Haddin, at 37, is the old boy of the series. He had his international career resuscitated at the expense of Matthew Wade after Mickey Arthur’s ill feted reign. His is also the antithesis of Buttler, the softly spoken, mild mannered country boy. Haddin is in your face the whole time, his aggressive personality inspiring the resurgence in Australian cricket, albeit at the expense of basic decency.
The Cricket Blog’s verdict: We’d go for Haddin. You know what you’re getting with him; experience, good glovework and a handy lower order batsman who has rescued his side from several perilous situations. Buttler would do well to emulate his performances, if not his personality.

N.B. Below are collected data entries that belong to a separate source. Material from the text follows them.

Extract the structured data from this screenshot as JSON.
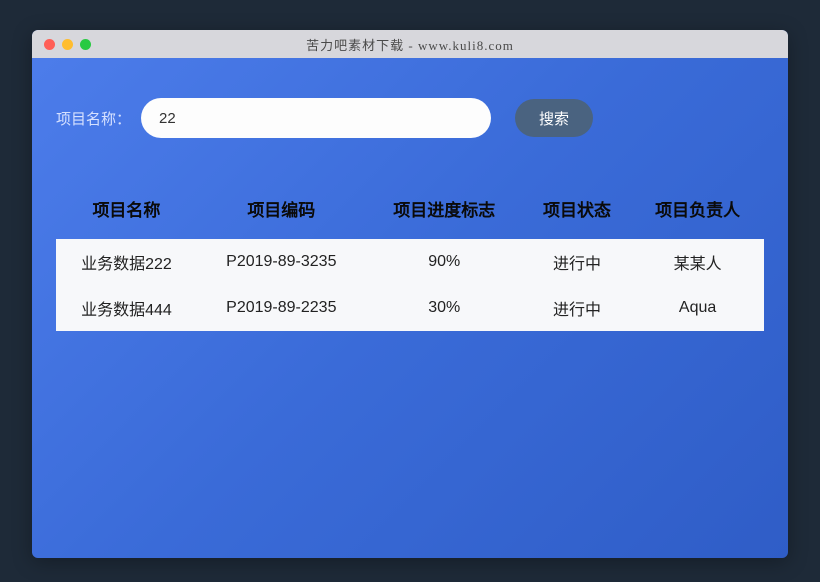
{
  "window": {
    "title": "苦力吧素材下载 - www.kuli8.com"
  },
  "search": {
    "label": "项目名称：",
    "value": "22",
    "button": "搜索"
  },
  "table": {
    "headers": [
      "项目名称",
      "项目编码",
      "项目进度标志",
      "项目状态",
      "项目负责人"
    ],
    "rows": [
      {
        "name": "业务数据222",
        "code": "P2019-89-3235",
        "progress": "90%",
        "status": "进行中",
        "owner": "某某人"
      },
      {
        "name": "业务数据444",
        "code": "P2019-89-2235",
        "progress": "30%",
        "status": "进行中",
        "owner": "Aqua"
      }
    ]
  }
}
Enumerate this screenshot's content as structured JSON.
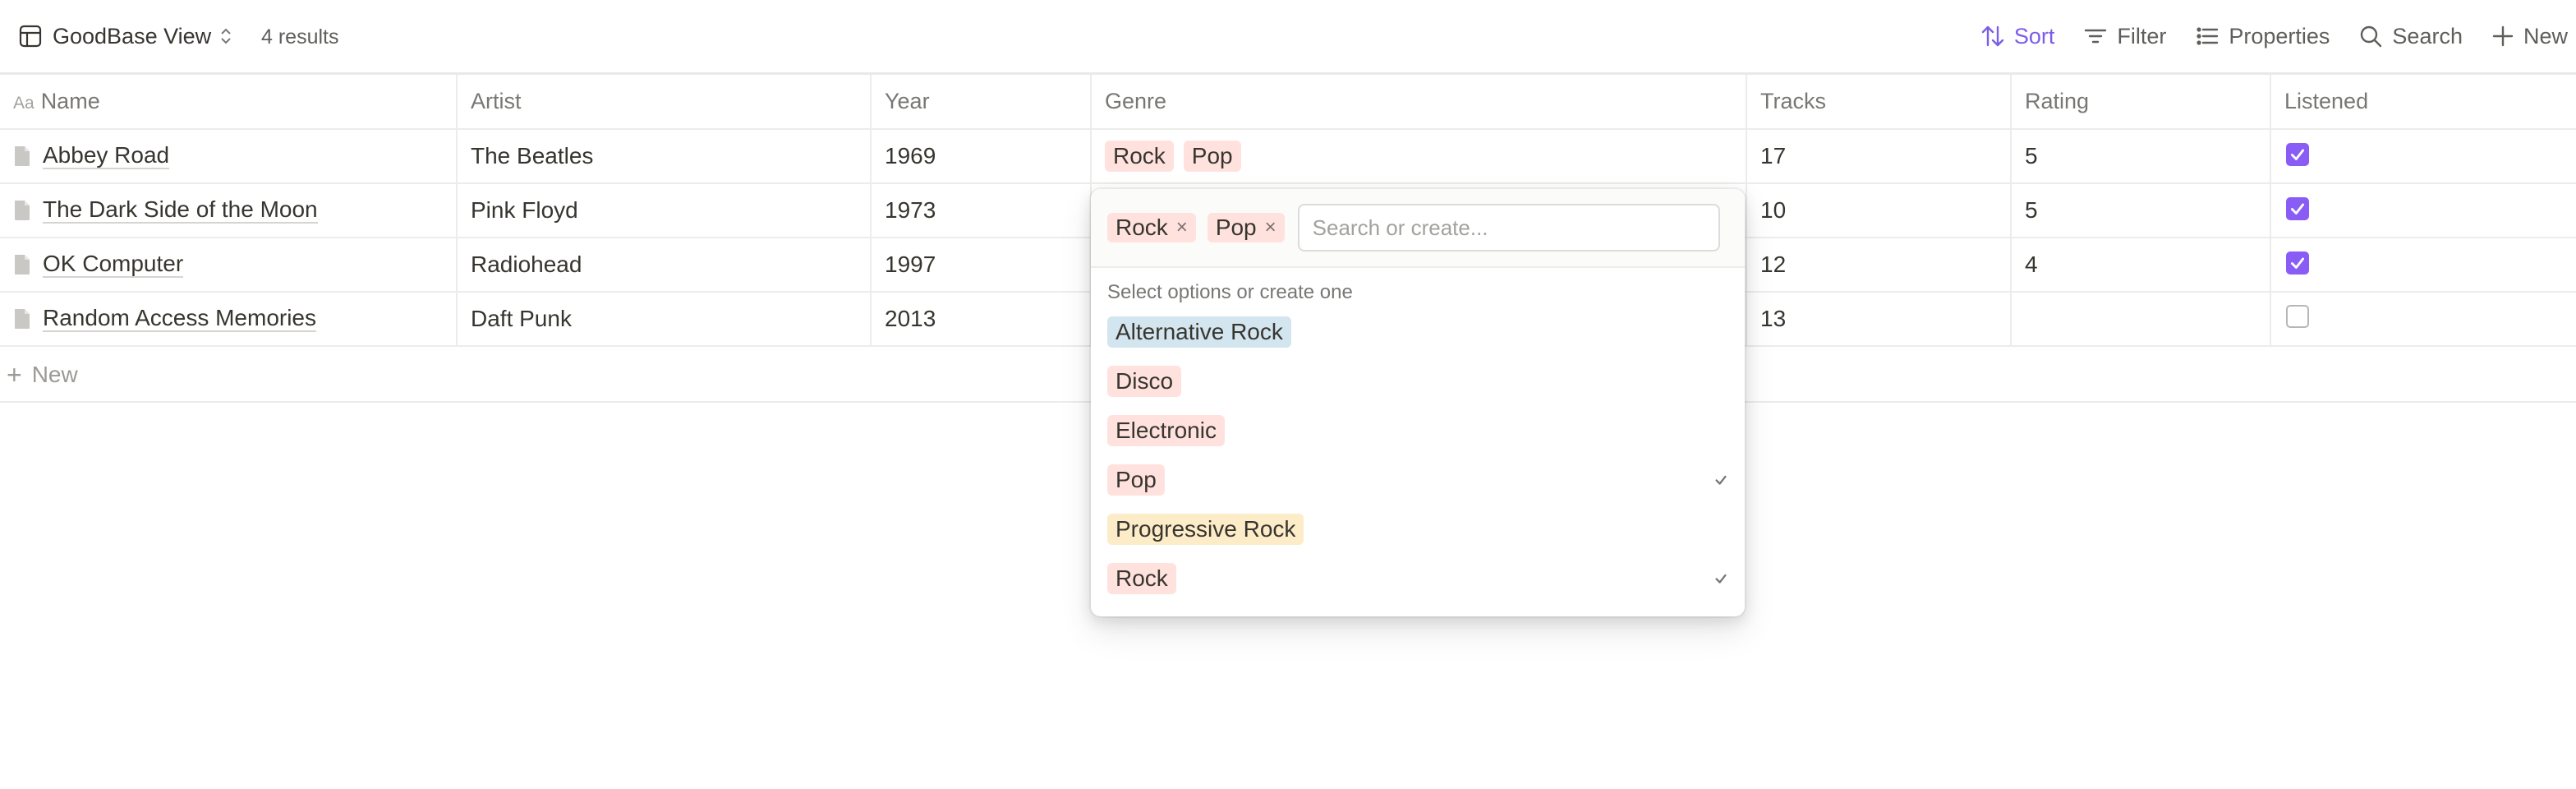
{
  "header": {
    "view_title": "GoodBase View",
    "results": "4 results",
    "actions": {
      "sort": "Sort",
      "filter": "Filter",
      "properties": "Properties",
      "search": "Search",
      "new": "New"
    }
  },
  "table": {
    "columns": {
      "name_prefix": "Aa",
      "name": "Name",
      "artist": "Artist",
      "year": "Year",
      "genre": "Genre",
      "tracks": "Tracks",
      "rating": "Rating",
      "listened": "Listened"
    },
    "rows": [
      {
        "name": "Abbey Road",
        "artist": "The Beatles",
        "year": "1969",
        "genres": [
          "Rock",
          "Pop"
        ],
        "tracks": "17",
        "rating": "5",
        "listened": true
      },
      {
        "name": "The Dark Side of the Moon",
        "artist": "Pink Floyd",
        "year": "1973",
        "genres": [],
        "tracks": "10",
        "rating": "5",
        "listened": true
      },
      {
        "name": "OK Computer",
        "artist": "Radiohead",
        "year": "1997",
        "genres": [],
        "tracks": "12",
        "rating": "4",
        "listened": true
      },
      {
        "name": "Random Access Memories",
        "artist": "Daft Punk",
        "year": "2013",
        "genres": [],
        "tracks": "13",
        "rating": "",
        "listened": false
      }
    ],
    "new_row_label": "New"
  },
  "genre_picker": {
    "selected": [
      "Rock",
      "Pop"
    ],
    "search_placeholder": "Search or create...",
    "hint": "Select options or create one",
    "options": [
      {
        "label": "Alternative Rock",
        "color": "#d3e5ef",
        "checked": false
      },
      {
        "label": "Disco",
        "color": "#ffe2dd",
        "checked": false
      },
      {
        "label": "Electronic",
        "color": "#ffe2dd",
        "checked": false
      },
      {
        "label": "Pop",
        "color": "#ffe2dd",
        "checked": true
      },
      {
        "label": "Progressive Rock",
        "color": "#fdecc8",
        "checked": false
      },
      {
        "label": "Rock",
        "color": "#ffe2dd",
        "checked": true
      }
    ],
    "tag_color_pink": "#ffe2dd"
  },
  "colors": {
    "accent": "#7c5de8",
    "checkbox": "#8a5cf6"
  },
  "icons": [
    "table-icon",
    "chevron-updown-icon",
    "sort-icon",
    "filter-icon",
    "properties-icon",
    "search-icon",
    "plus-icon",
    "page-icon",
    "checkmark-icon",
    "remove-x-icon"
  ]
}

Moeen Ali/Adil Rashid Vs Nathan Lyon
The spinner’s spot is the only question mark hanging over this England side. Ali had a good breakthrough summer last year, but he has begun to falter a little. Whilst he is more than just a part timer, he is not really a front liner of international quality. Australia will doubtless seek to get on top of him early and give Alastair Cook a real problem. Those moments may go so far as to define his Test career; respond well and take wickets and the spot is his for the rest of year at least, but retreat into his shell and get whacked and Rashid is ready and waiting.
Rashid is unlikely to feature unless Ali slips up, which cannot be ruled out. I would also expect to see Joe Root fill in a few overs throughout the series.
Lyon has provided some consistency to Australia’s Test spinner selection that was sorely lacking post-Shane Warne, but for a brief tenure by Nathan Hauritz. He has a very aesthetically pleasing, classical off spinning action. He now has 41 Tests under his belt and 146 wickets. If England are to stay true to their newfound attacking mantra, they will surely target Lyon, though. It is a scenario that he will relish.
TCB’s verdict: You’d just have to go for Lyon. He’s a better bowler than Ali or Rashid, although the batting depth that Ali or Rashid, at eight, will bring to England cannot be ignored.